Dental insurance costs vary depending onwhether you are purchasing for yourself or your entire family, your location, your dental insurance carrier and of course, your level of coverage. Although I can’t give you a magic answer about the exact cost of your dental insurance, I can help you understand the variables that impact the cost. Use this information as you shop for coverage and compare dental insurance costs.
There are two categories of cost to consider when it comes to dental insurance: monthly premium costs and the costs paid out-of-pocket at the time of dental services. First, let’s break down the monthly cost of dental insurance premiums.

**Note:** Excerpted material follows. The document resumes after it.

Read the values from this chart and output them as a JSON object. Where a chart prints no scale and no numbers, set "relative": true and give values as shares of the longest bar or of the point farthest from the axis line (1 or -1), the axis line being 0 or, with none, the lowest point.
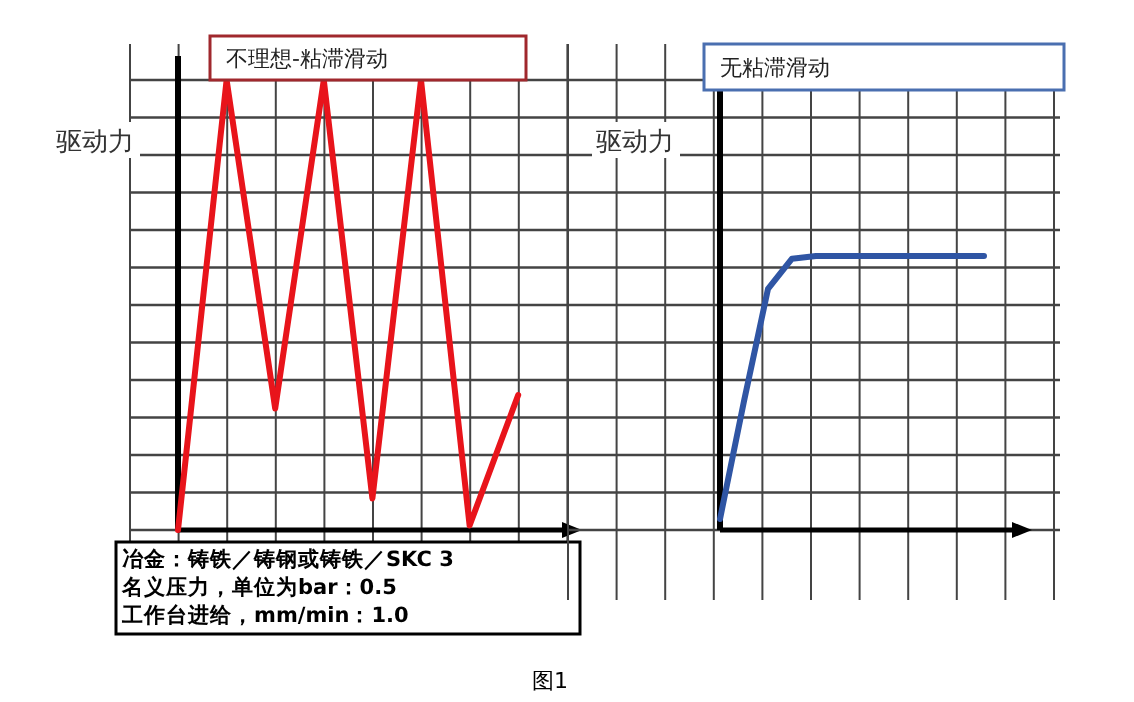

Your dental insurance premium is the amount you pay your insurance carrier in exchange for coverage. This is a fixed monthly cost and remains the same for your entire dental insurance policy period, usually twelve months.

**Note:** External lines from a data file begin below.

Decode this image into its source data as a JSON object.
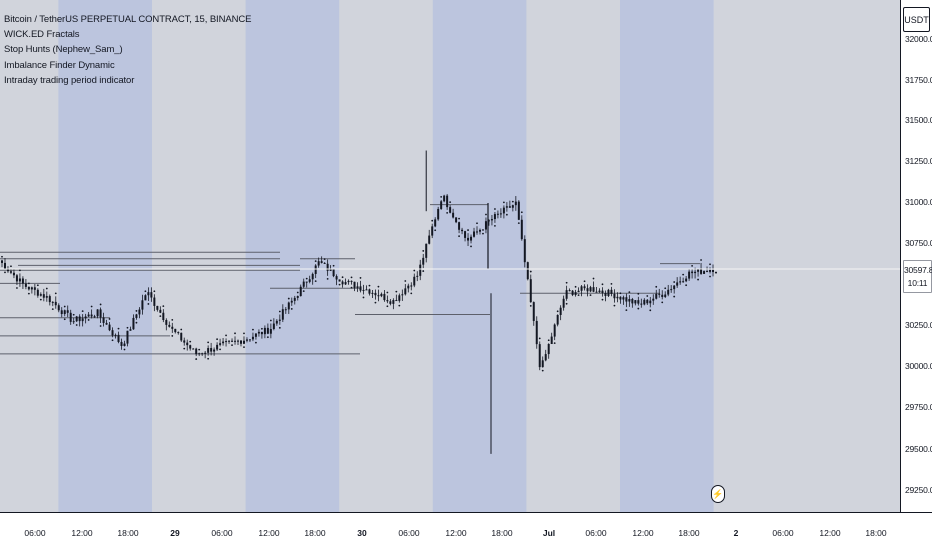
{
  "legend": {
    "symbol_title": "Bitcoin / TetherUS PERPETUAL CONTRACT, 15, BINANCE",
    "indicators": [
      "WICK.ED Fractals",
      "Stop Hunts (Nephew_Sam_)",
      "Imbalance Finder Dynamic",
      "Intraday trading period indicator"
    ]
  },
  "price_axis": {
    "currency": "USDT",
    "labels": [
      "32000.0",
      "31750.0",
      "31500.0",
      "31250.0",
      "31000.0",
      "30750.0",
      "30500.0",
      "30250.0",
      "30000.0",
      "29750.0",
      "29500.0",
      "29250.0"
    ],
    "current_price": "30597.8",
    "countdown": "10:11"
  },
  "time_axis": {
    "labels": [
      {
        "text": "06:00",
        "major": false
      },
      {
        "text": "12:00",
        "major": false
      },
      {
        "text": "18:00",
        "major": false
      },
      {
        "text": "29",
        "major": true
      },
      {
        "text": "06:00",
        "major": false
      },
      {
        "text": "12:00",
        "major": false
      },
      {
        "text": "18:00",
        "major": false
      },
      {
        "text": "30",
        "major": true
      },
      {
        "text": "06:00",
        "major": false
      },
      {
        "text": "12:00",
        "major": false
      },
      {
        "text": "18:00",
        "major": false
      },
      {
        "text": "Jul",
        "major": true
      },
      {
        "text": "06:00",
        "major": false
      },
      {
        "text": "12:00",
        "major": false
      },
      {
        "text": "18:00",
        "major": false
      },
      {
        "text": "2",
        "major": true
      },
      {
        "text": "06:00",
        "major": false
      },
      {
        "text": "12:00",
        "major": false
      },
      {
        "text": "18:00",
        "major": false
      }
    ]
  },
  "chart_data": {
    "type": "line",
    "interval": "15",
    "exchange": "BINANCE",
    "x": [
      "Jun 28 03:00",
      "Jun 28 06:00",
      "Jun 28 09:00",
      "Jun 28 12:00",
      "Jun 28 15:00",
      "Jun 28 18:00",
      "Jun 28 21:00",
      "Jun 29 00:00",
      "Jun 29 03:00",
      "Jun 29 06:00",
      "Jun 29 09:00",
      "Jun 29 12:00",
      "Jun 29 15:00",
      "Jun 29 18:00",
      "Jun 29 21:00",
      "Jun 30 00:00",
      "Jun 30 03:00",
      "Jun 30 06:00",
      "Jun 30 09:00",
      "Jun 30 12:00",
      "Jun 30 15:00",
      "Jun 30 18:00",
      "Jun 30 21:00",
      "Jul 01 00:00",
      "Jul 01 03:00",
      "Jul 01 06:00",
      "Jul 01 09:00",
      "Jul 01 12:00",
      "Jul 01 15:00",
      "Jul 01 18:00"
    ],
    "series": [
      {
        "values": [
          30650,
          30500,
          30420,
          30280,
          30330,
          30130,
          30460,
          30230,
          30080,
          30130,
          30170,
          30230,
          30420,
          30640,
          30520,
          30470,
          30400,
          30560,
          31050,
          30770,
          30900,
          31000,
          29980,
          30450,
          30480,
          30440,
          30380,
          30450,
          30570,
          30600
        ]
      }
    ],
    "ylim": [
      29100,
      32050
    ],
    "y_ticks": [
      29250,
      29500,
      29750,
      30000,
      30250,
      30500,
      30750,
      31000,
      31250,
      31500,
      31750,
      32000
    ],
    "current_price": 30597.8,
    "price_high_wick": 31320,
    "price_low_wick": 29470,
    "session_shading": "blue bands mark the intraday trading period (approx. 09:00 to 21:00 each day)",
    "grid": false,
    "legend": "top-left"
  },
  "colors": {
    "background": "#d1d4dc",
    "session_band": "#bcc5de",
    "candles": "#131722",
    "current_price_line": "#f5f5f5",
    "level_lines": "#5d606b",
    "axis_background": "#ffffff"
  }
}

Although each person’s situation is different, dental insurance premium costs are usually a fraction of the premiums you pay for regular health insurance. As an example, during 2019, Delta Dental of Washington offered dental insurance on the private market starting at a monthly cost of around $26 for an individual and $122 for a family of four*.
*These premium amounts are actual examples for certain specific plans offered in 2019 only. Plan premiums and designs are subject to change. Premium rates are dependent upon your plan choice, location, number of people insured, their age and relationship to you. See your plan Limitations and Exclusions for specific plan information.
Aside from monthly premiums, the other category of dental insurance costs are those paid out-of-pocket when you visit the dentist. Here are the out-of-pocket costs to consider when shopping for dental insurance:
Your deductible is a set amount you pay for dental services out-of-pocket, before your benefits kick in.
An office visit copay is a set cost you pay up front each time you visit your dentist, regardless of the treatment you receive.
If your plan has a copay, your dental insurance coverage kicks in for the costs above and beyond this copay. When estimating the annual cost of your dental insurance, factor in office visit copays for at least two routine cleanings.
After you pay your deductible and/or your copay, your dental insurance coverage kicks in. But there are still out-of-pocket costs to consider. For most dental insurance plans, your insurance carrier covers a percentage of the cost for restorative and major dental services. You pay the remaining cost directly to your dentist. This percentage you pay is called coinsurance. Coinsurance costs vary depending on your dental insurance plan.
While you can’t plan for everything, you do have some data inputs you can think about when planning for your dental insurance costs. Consider your family dental history, how long it’s been since you’ve seen a dentist, and your overall health when shopping for dental insurance plans.
If your teeth are healthy and you don’t expect needing dental work this year, aside from routine exams and cleanings, then the lowest monthly premium option might be right for you. But think carefully about this, especially if you or someone on your plan needs significant dental work or is prone to cavities. In this situation, paying a higher cost for monthly dental insurance premiums might actually save you money by lowering your other out-of-pocket costs.